As a member of Reagan’s administration in 1981, Atwater gave an anonymous interview to Political Scientist Alexander P. Lamis. Part of the interview was printed in Lamis’ book The Two-Party South, and later reprinted in Southern Politics in the 1990s with Atwater’s name revealed.
The very next day after Bush’s election, Atwater joined the political consulting firm of Black, Manafort, Stone and Kelly (yes, Roger Stone & Paul Manafort) as a Senior Partner.
So now…
It’s time to play Trivia!
How many Black Republicans are in the United States Senate?
BONUS points if you can…
Name them!!!
Tim Scott of South Carolina, was first elected and served in the Charleston County Council 1995-2009, then to the SC State House of Representatives 2009-11 making him the first Black to serve the state since Civil War Reconstruction, and the first Black GOP member since 2003 following the retirement of Oklahoma’s GOP Representative J.C. Watts.

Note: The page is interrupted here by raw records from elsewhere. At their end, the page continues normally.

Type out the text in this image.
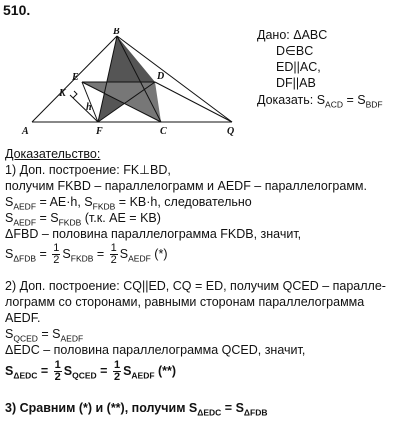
510.
A
B
C
D
E
F
K
h
Q
Дано: ΔABC
D∈BC
ED||AC,
DF||AB
Доказать: $S_{ACD} = S_{BDF}$
Доказательство:
1) Доп. построение: FK⊥BD,
получим FKBD – параллелограмм и AEDF – параллелограмм.
$S_{AEDF} = AE\cdot h$, $S_{FKDB} = KB\cdot h$, следовательно
$S_{AEDF} = S_{FKDB}$ (т.к. AE = KB)
ΔFBD – половина параллелограмма FKDB, значит,
$S_{\Delta FDB} = \frac{1}{2} S_{FKDB} = \frac{1}{2} S_{AEDF}$ (*)
2) Доп. построение: CQ||ED, CQ = ED, получим QCED – паралле-
лограмм со сторонами, равными сторонам параллелограмма
AEDF.
$S_{QCED} = S_{AEDF}$
ΔEDC – половина параллелограмма QCED, значит,
$S_{\Delta EDC} = \frac{1}{2} S_{QCED} = \frac{1}{2} S_{AEDF}$ (**)
3) Сравним (*) и (**), получим $S_{\Delta EDC} = S_{\Delta FDB}$
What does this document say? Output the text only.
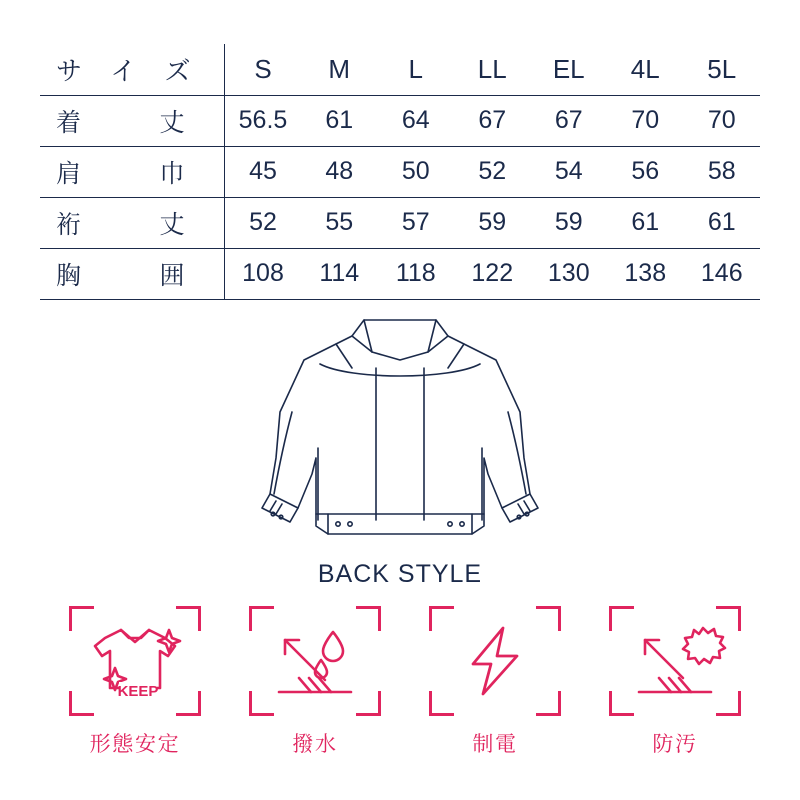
サ イ ズ	S	M	L	LL	EL	4L	5L

着 丈	56.5	61	64	67	67	70	70

肩 巾	45	48	50	52	54	56	58

裄 丈	52	55	57	59	59	61	61

胸 囲	108	114	118	122	130	138	146
BACK STYLE
KEEP
形態安定	撥水	制電	防汚
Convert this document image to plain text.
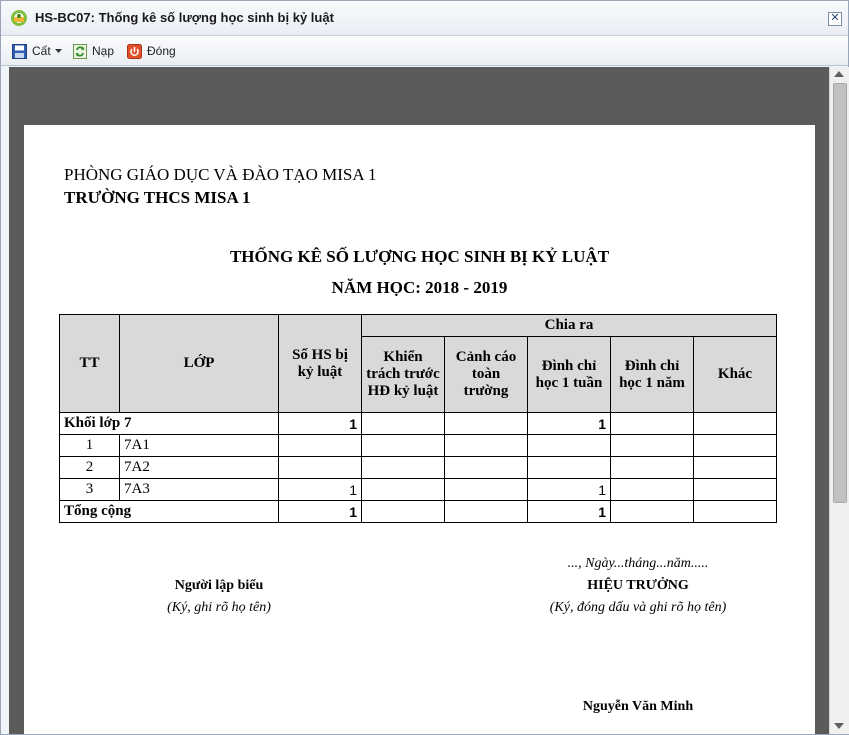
HS-BC07: Thống kê số lượng học sinh bị kỷ luật	✕
Cất	Nạp	Đóng
PHÒNG GIÁO DỤC VÀ ĐÀO TẠO MISA 1
TRƯỜNG THCS MISA 1
THỐNG KÊ SỐ LƯỢNG HỌC SINH BỊ KỶ LUẬT
NĂM HỌC: 2018 - 2019
TT	LỚP	Số HS bị kỷ luật	Chia ra				
			Khiển trách trước HĐ kỷ luật	Cảnh cáo toàn trường	Đình chỉ học 1 tuần	Đình chỉ học 1 năm	Khác
Khối lớp 7		1			1		
1	7A1						
2	7A2						
3	7A3	1			1		
Tổng cộng		1			1		
..., Ngày...tháng...năm.....
Người lập biểu
(Ký, ghi rõ họ tên)
HIỆU TRƯỞNG
(Ký, đóng dấu và ghi rõ họ tên)
Nguyễn Văn Minh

Scott was then elected to the U.S. House 2011-13, then in 2013 was appointed by Governor Nikki Haley to replace retiring SC Senator Jim DeMint, and later won a special election in 2014 and was then elected to a full Senate term in 2016.
Yes, Tim Scott of South Carolina is the ONLY GOP Senator.
Again, what is wrong the GOP that they are so blatantly un-American?